The Isthmus of Catanzaro (or Isthmus of Marcellinara, also called Saddle of Catanzaro or Saddle of Marcellinara due to its morphology) is a narrow strip of land separating the Ionian Sea from the Tyrrhenian Sea, in Calabria. It is the narrowest section of the Italian Peninsula.

Description 
The Isthmus is approximately 30 kilometres long and is situated in the lowlands between the south end of the Sila mountainous plateau and the northern part of the Calabrian Serre. The valley between the two mountain ranges is approximately 2 kilometres wide in its narrowest point, and it opens wide to form the Piana di Sant'Eufemia on the west side, and the valley of Corace to the east, reaching the seas at both sides. South of Marcellinara is the Sella di Marcellinara (Saddle of Marcellinara), the lowest and narrowest point of the Calabrian Apennine, at a height of about 250 metres.
From the high grounds of the Calabrian Apennine, in the towns of Tiriolo, Marcellinara and Catanzaro, it is possible to have a panoramic view of the Ionian and Tyrrhenian Seas at the same time. The isthmus is crossed by two seasonal rivers: the Amato and the Corace. Both have their springs from the Plateau of Sila and, after running parallel, separated by about two kilometres, they separate near the hills of Gimigliano. The Amato descends the valley westwards, ending its run in Tyrrhenian Sea, whereas the Corace goes eastwards to the Ionian Sea.

History
According to classical accounts, during the slave rebellion led by Spartacus, general Marcus Licinius Crassus decided to fortify the Isthmus by mean of a wall, in order to block their offensive and cut supplies.
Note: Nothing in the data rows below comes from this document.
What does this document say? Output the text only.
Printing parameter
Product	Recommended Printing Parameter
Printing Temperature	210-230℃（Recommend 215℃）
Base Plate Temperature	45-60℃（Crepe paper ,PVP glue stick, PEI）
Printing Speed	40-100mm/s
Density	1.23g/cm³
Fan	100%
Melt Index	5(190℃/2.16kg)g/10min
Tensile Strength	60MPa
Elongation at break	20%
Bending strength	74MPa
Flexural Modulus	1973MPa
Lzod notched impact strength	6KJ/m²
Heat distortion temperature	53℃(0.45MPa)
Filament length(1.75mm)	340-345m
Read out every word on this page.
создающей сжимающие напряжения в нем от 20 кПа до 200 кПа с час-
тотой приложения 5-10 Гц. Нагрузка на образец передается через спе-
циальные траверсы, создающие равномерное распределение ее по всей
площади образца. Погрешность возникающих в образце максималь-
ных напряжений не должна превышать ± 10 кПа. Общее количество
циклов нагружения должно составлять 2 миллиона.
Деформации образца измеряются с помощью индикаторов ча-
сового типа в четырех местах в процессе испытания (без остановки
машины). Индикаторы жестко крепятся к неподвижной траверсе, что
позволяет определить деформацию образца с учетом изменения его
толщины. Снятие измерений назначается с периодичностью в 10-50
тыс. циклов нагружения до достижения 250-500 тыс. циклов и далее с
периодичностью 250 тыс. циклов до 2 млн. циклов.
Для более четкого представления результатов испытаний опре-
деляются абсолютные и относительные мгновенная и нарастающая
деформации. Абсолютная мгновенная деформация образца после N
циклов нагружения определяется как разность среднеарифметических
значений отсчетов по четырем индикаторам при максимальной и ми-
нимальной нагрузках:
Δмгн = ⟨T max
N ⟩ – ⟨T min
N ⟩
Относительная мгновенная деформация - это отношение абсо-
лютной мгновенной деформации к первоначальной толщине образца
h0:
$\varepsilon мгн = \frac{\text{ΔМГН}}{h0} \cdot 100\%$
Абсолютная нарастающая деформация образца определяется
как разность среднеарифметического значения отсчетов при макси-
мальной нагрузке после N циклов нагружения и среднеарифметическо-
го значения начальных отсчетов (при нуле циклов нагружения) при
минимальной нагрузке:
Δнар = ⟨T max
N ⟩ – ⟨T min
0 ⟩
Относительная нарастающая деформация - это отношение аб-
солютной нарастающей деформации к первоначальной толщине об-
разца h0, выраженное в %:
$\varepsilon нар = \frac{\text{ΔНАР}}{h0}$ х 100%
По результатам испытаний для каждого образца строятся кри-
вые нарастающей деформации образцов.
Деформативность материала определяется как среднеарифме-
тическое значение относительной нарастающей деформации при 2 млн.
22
During the Fascist era of the early 20th century, the construction of a channel to connect the Ionian to the Tyrrhenian has been advanced several times.

Mythology
Not everyone knows that Italy got its name precisely from this area derived from the word Italòi. The term was used by the Greeks to designate the Vituli, i.e. the Itali, a population that inhabited these lands and worshipped the image of a calf. The name, therefore, means “the inhabitants of the land of calves” and, until the beginning of the 5th century B.C., indicated only the current Calabria, then gradually started to identify the whole southern part of the country. 

From 49 B.C., the term “Italy” began to indicate the entire peninsula, since the emperor Augustus expanded the borders to the east including Istria and west up to the Var river (in the current area of Nice).

It is the historian Antiochus who tells about these events:
“The entire land between the two gulfs of seas, the Nepetinico (Lamezia Terme) and the Scilletinico (Squillace), was reduced under the power of a good and wise man, who convinced his neighbours, some with words, others with force. This man was called Italo and he was the first one who called this land Italy. And when Italo took possession of this land of the isthmus [of Catanzaro], and had many people who were submitted to it. He immediately claimed the neighbouring territories and placed many cities under his domination.”

The story of King Italo, dating back to the late Iron Age, is presented with such peremptoriness that can be freed from the dimension of myth and legend, to be handed over to history. In his book History of the Peloponnesian War, Thucydides writes in fact that:
“Then there are still some Siculi in Italy, [a country] which drew this name from someone called Italo, king of the Arcadians.”